"Technology is a great unifying force," says Adrian Grenier, sitting on a picnic bench outside the University of Arizona's environmental department. "But only in balance with getting together, eye to eye, breaking bread and sharing oxygen."
The actor is no stranger to encouraging others how to live a more fulfilling lifestyle; he founded SHFT, an online platform promoting sustainable living, and the Lonely Whale Foundation, dedicated to raising awareness of the world's oceans.
This time he's speaking to young leaders at the One Young World environmental summit in Tucson, Arizona.
"It’s very important that we have an opportunity to come together as a community of people who share the values that we do so we can collaborate and inspire," he says, when I ask what it means to him to be able to speak to so many ambitious young people. "It means we can really start to work towards the change that we want to see.
"Only through uniting will we see this change. [We] can’t do it in a vacuum, can’t do it in isolation. It’s important to get off our phones some time and rub elbows."
But for 39-year-old Grenier, it's not so much about saving the planet, it's about improving your own quality of life.
"Sustainable impulses for me are quite selfish," he admits. "When you have good quality of air to breathe, when you have healthy food to give to your children so they’re strong and don't need doctors, that is something that people can relate to.

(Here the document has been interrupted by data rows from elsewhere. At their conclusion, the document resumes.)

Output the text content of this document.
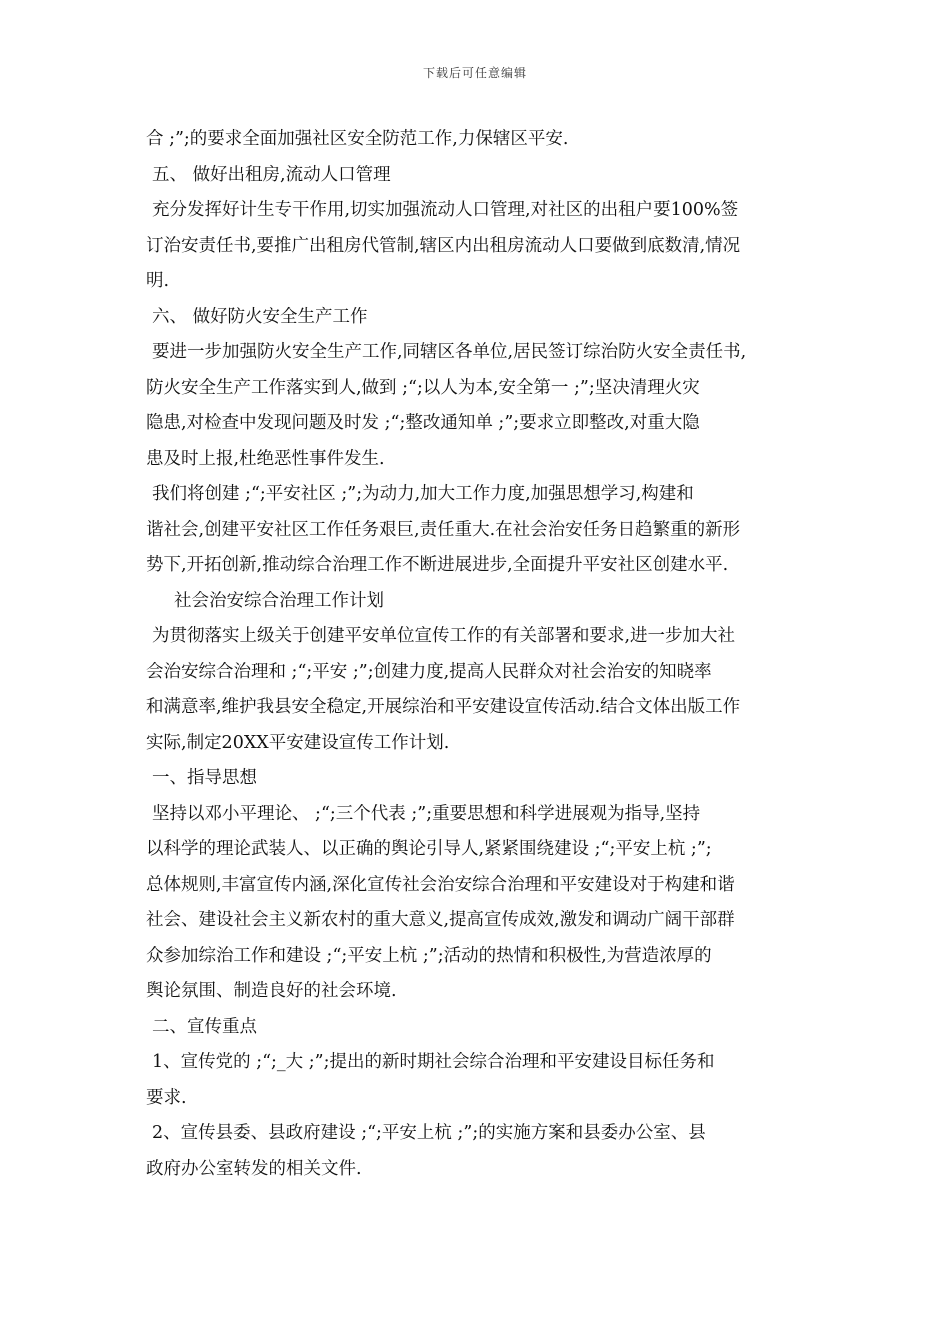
下载后可任意编辑
合 ;”;的要求全面加强社区安全防范工作,力保辖区平安.
五、 做好出租房,流动人口管理
充分发挥好计生专干作用,切实加强流动人口管理,对社区的出租户要100%签
订治安责任书,要推广出租房代管制,辖区内出租房流动人口要做到底数清,情况
明.
六、 做好防火安全生产工作
要进一步加强防火安全生产工作,同辖区各单位,居民签订综治防火安全责任书,
防火安全生产工作落实到人,做到 ;“;以人为本,安全第一 ;”;坚决清理火灾
隐患,对检查中发现问题及时发 ;“;整改通知单 ;”;要求立即整改,对重大隐
患及时上报,杜绝恶性事件发生.
我们将创建 ;“;平安社区 ;”;为动力,加大工作力度,加强思想学习,构建和
谐社会,创建平安社区工作任务艰巨,责任重大.在社会治安任务日趋繁重的新形
势下,开拓创新,推动综合治理工作不断进展进步,全面提升平安社区创建水平.
社会治安综合治理工作计划
为贯彻落实上级关于创建平安单位宣传工作的有关部署和要求,进一步加大社
会治安综合治理和 ;“;平安 ;”;创建力度,提高人民群众对社会治安的知晓率
和满意率,维护我县安全稳定,开展综治和平安建设宣传活动.结合文体出版工作
实际,制定20XX平安建设宣传工作计划.
一、指导思想
坚持以邓小平理论、 ;“;三个代表 ;”;重要思想和科学进展观为指导,坚持
以科学的理论武装人、以正确的舆论引导人,紧紧围绕建设 ;“;平安上杭 ;”;
总体规则,丰富宣传内涵,深化宣传社会治安综合治理和平安建设对于构建和谐
社会、建设社会主义新农村的重大意义,提高宣传成效,激发和调动广阔干部群
众参加综治工作和建设 ;“;平安上杭 ;”;活动的热情和积极性,为营造浓厚的
舆论氛围、制造良好的社会环境.
二、宣传重点
1、宣传党的 ;“;_大 ;”;提出的新时期社会综合治理和平安建设目标任务和
要求.
2、宣传县委、县政府建设 ;“;平安上杭 ;”;的实施方案和县委办公室、县
政府办公室转发的相关文件.
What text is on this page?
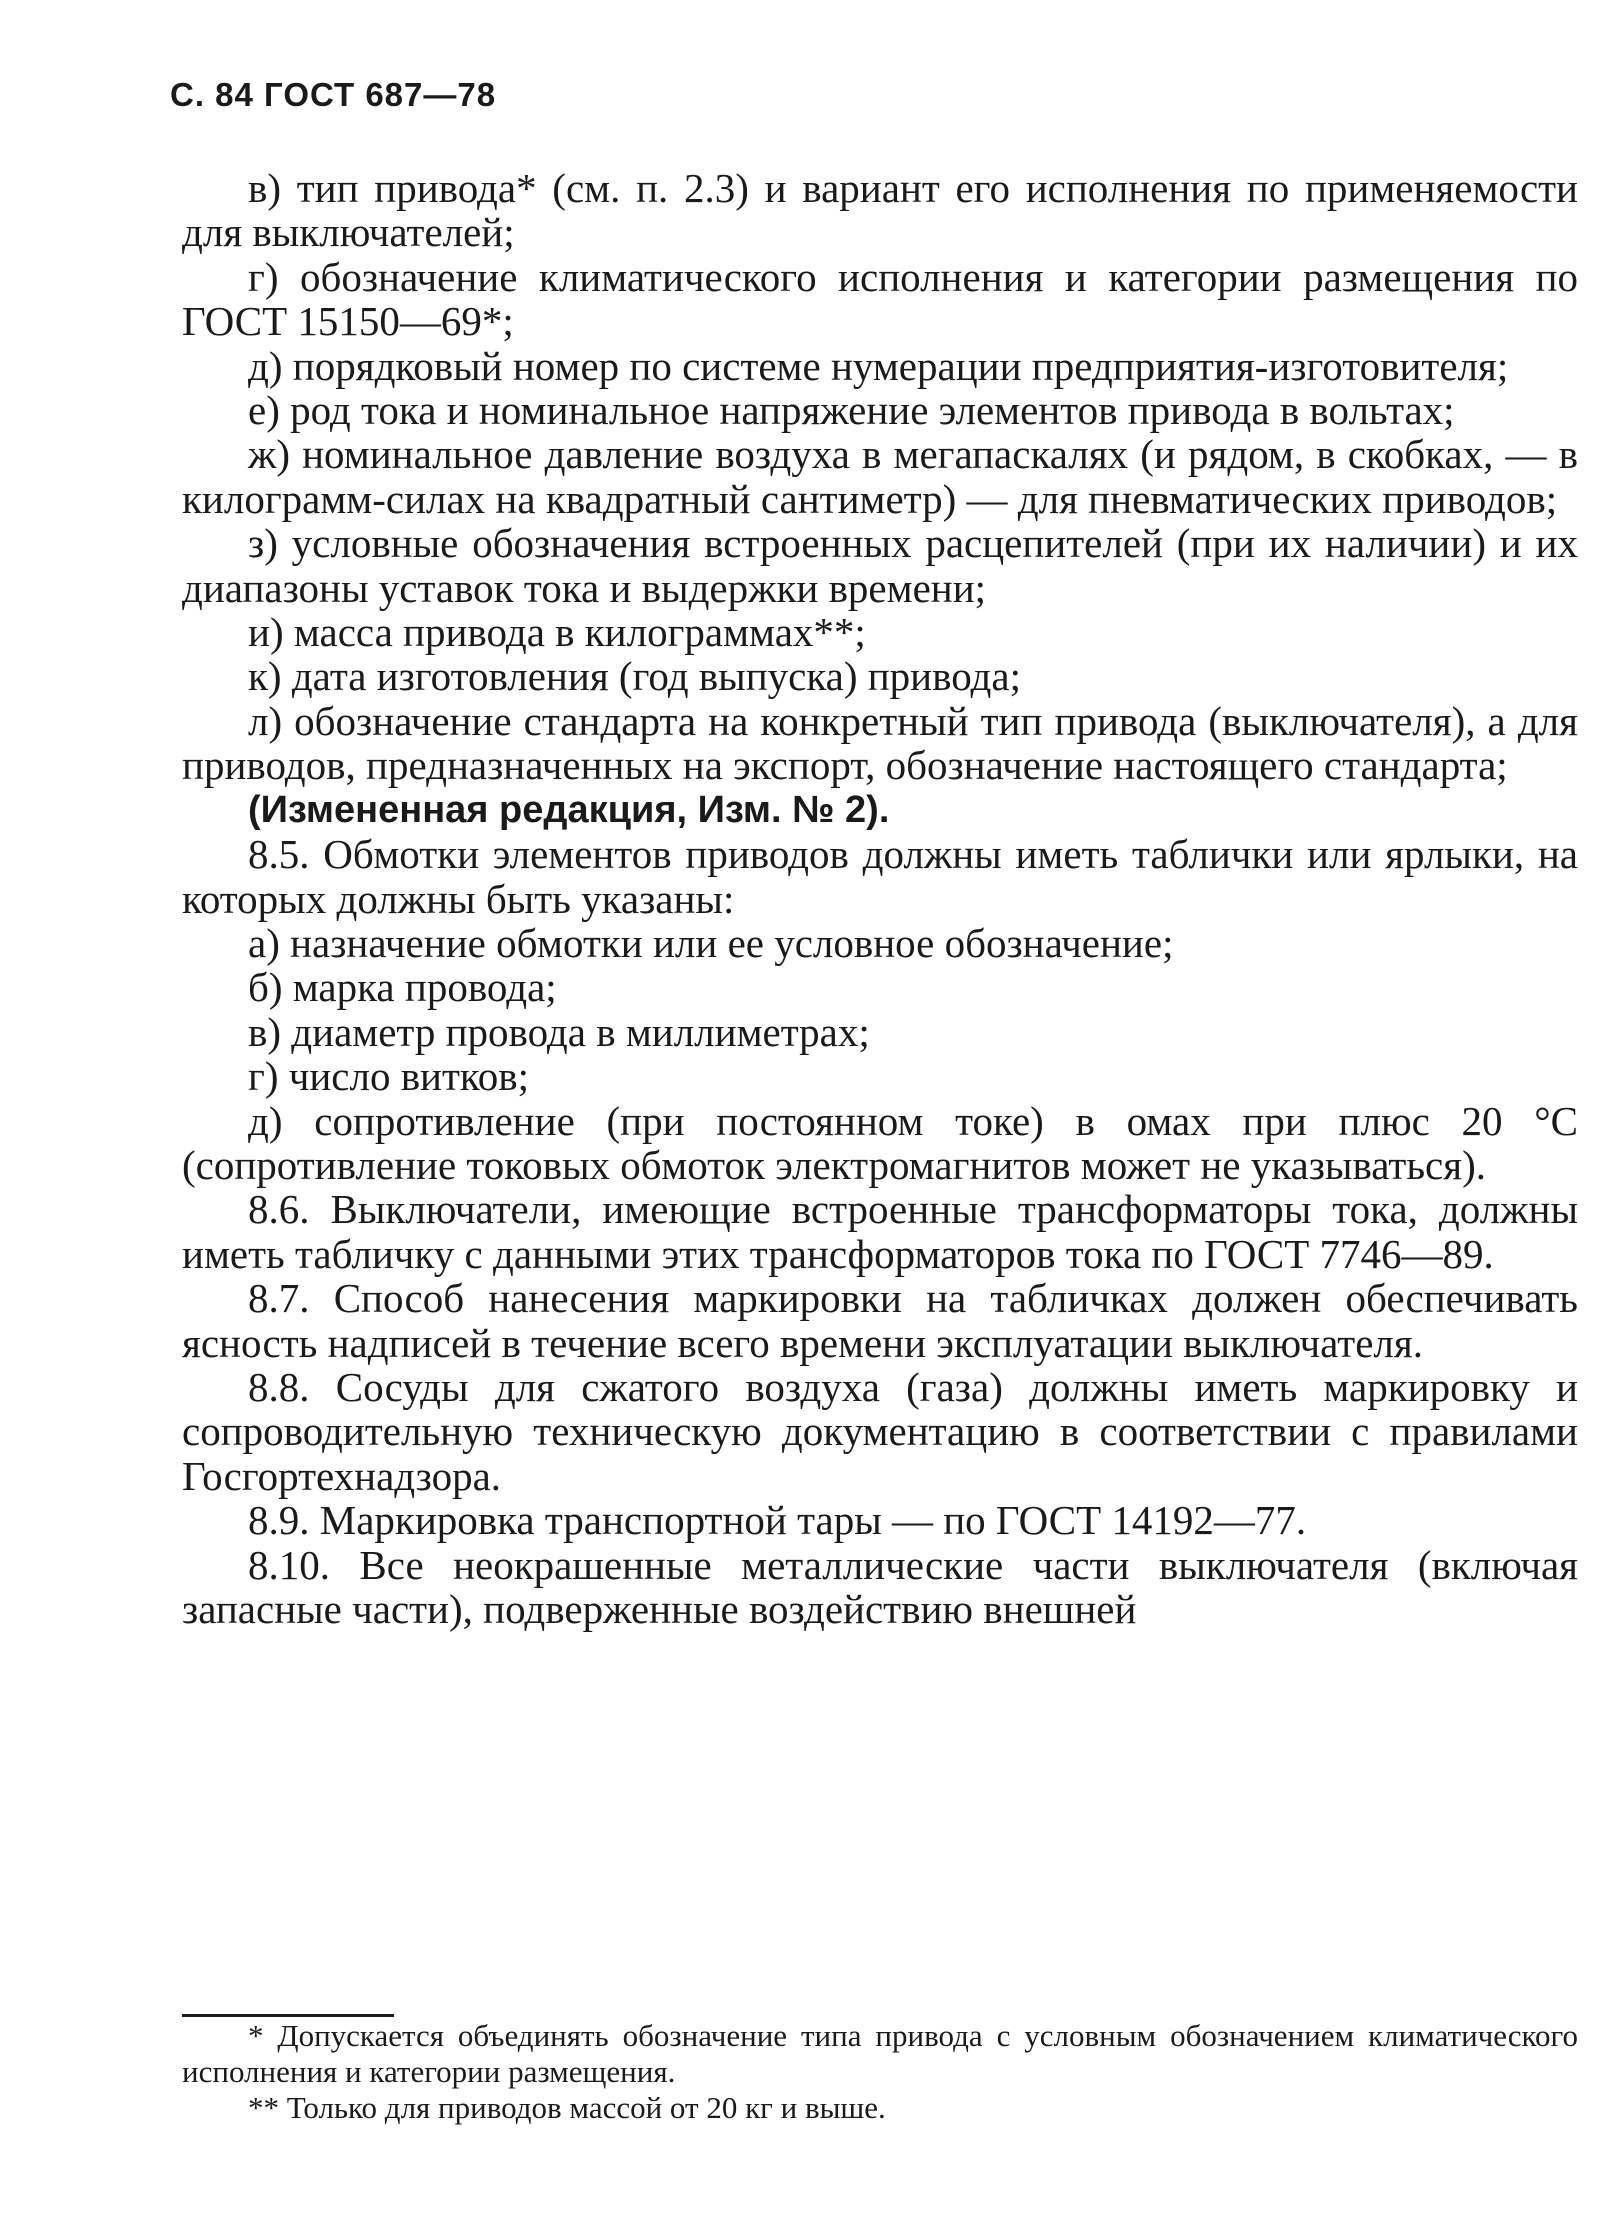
С. 84 ГОСТ 687—78

в) тип привода* (см. п. 2.3) и вариант его исполнения по применяемости для выключателей;

г) обозначение климатического исполнения и категории размещения по ГОСТ 15150—69*;

д) порядковый номер по системе нумерации предприятия-изготовителя;

е) род тока и номинальное напряжение элементов привода в вольтах;

ж) номинальное давление воздуха в мегапаскалях (и рядом, в скобках, — в килограмм-силах на квадратный сантиметр) — для пневматических приводов;

з) условные обозначения встроенных расцепителей (при их наличии) и их диапазоны уставок тока и выдержки времени;

и) масса привода в килограммах**;

к) дата изготовления (год выпуска) привода;

л) обозначение стандарта на конкретный тип привода (выключателя), а для приводов, предназначенных на экспорт, обозначение настоящего стандарта;

(Измененная редакция, Изм. № 2).

8.5. Обмотки элементов приводов должны иметь таблички или ярлыки, на которых должны быть указаны:

а) назначение обмотки или ее условное обозначение;

б) марка провода;

в) диаметр провода в миллиметрах;

г) число витков;

д) сопротивление (при постоянном токе) в омах при плюс 20 °С (сопротивление токовых обмоток электромагнитов может не указываться).

8.6. Выключатели, имеющие встроенные трансформаторы тока, должны иметь табличку с данными этих трансформаторов тока по ГОСТ 7746—89.

8.7. Способ нанесения маркировки на табличках должен обеспечивать ясность надписей в течение всего времени эксплуатации выключателя.

8.8. Сосуды для сжатого воздуха (газа) должны иметь маркировку и сопроводительную техническую документацию в соответствии с правилами Госгортехнадзора.

8.9. Маркировка транспортной тары — по ГОСТ 14192—77.

8.10. Все неокрашенные металлические части выключателя (включая запасные части), подверженные воздействию внешней

* Допускается объединять обозначение типа привода с условным обозначением климатического исполнения и категории размещения.

** Только для приводов массой от 20 кг и выше.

"The problem is we’ve been conditioned to think that we should expect high obesity, to be in wheelchairs from a young age, we should expect our children are going to die sooner than us, and that we should work countless, ungodly hours to pay for what?
"This quality of life? No, we need to rethink what is important to us," he says, adamantly.
"Our true values are aligned with family and health.When you look at your mum, brother, you want to connect with them and make sure they’re happy and healthy."
The Entourage star is convinced getting individuals to make sustainable changes, no matter how small, will make the biggest impact.
"We live in a society which is one big collaboration," he explains. "You can do a lot, you can vote with your dollar, buy the good stuff. You can splurge a little on your own health.
"And by the way," he confides, "it’s a lot cheaper to buy organic and healthy food that it is to pay for doctors bills. I’ll tell you that much.
"You can vote with your fork, you can say no to single use plastic - and straws in particular. I’ve been on a straw campaign," - here he references the essay he wrote for Refinery29 which he says he is "very proud of".
"But you can also vote," he continues. "And that’s how it works. You vote the people in power, and who’s in charge of either healing or destroying our planet by where you put your money."
"You can share a meal. Order one and share it. Our portions in this country are ludicrous, they’re way too big. We don’t need those kind of calories to survive. In fact we need less calories to thrive.
"Share a meal, it’ll help create an intimacy with the people you love, get a little closer. Maybe look in their eyes and connect on a human level. Get off your phones and be a part of your life."
Grenier isn't afraid to be blunt, and calls out anyone who isn't prepared to pull their weight.
"There’s this idea that it is a zero sum game," he muses. "But you don’t have to take the weight of the world on your shoulders. Just do a little bit to improve your personal quality of life.
"You don’t have to change the overwhelming daunting problems of the world, you just have to change you. Just start with yourself.
"I think people use the overwhelming issues as an excuse not to do anything and that’s a problem. There are these massive issues that we need to address, but not doing anything is not acceptable.
"Find something, you have the internet," he implores. "Follow me on instagram, you’ll find something there, I’m always doing stuff. Find a friend to do something with. Just do something, once a day, once a week, once a month even. And just know that you’re changing your lifestyle.
"And then you, plus everybody else doing the same thing, are going to change the world."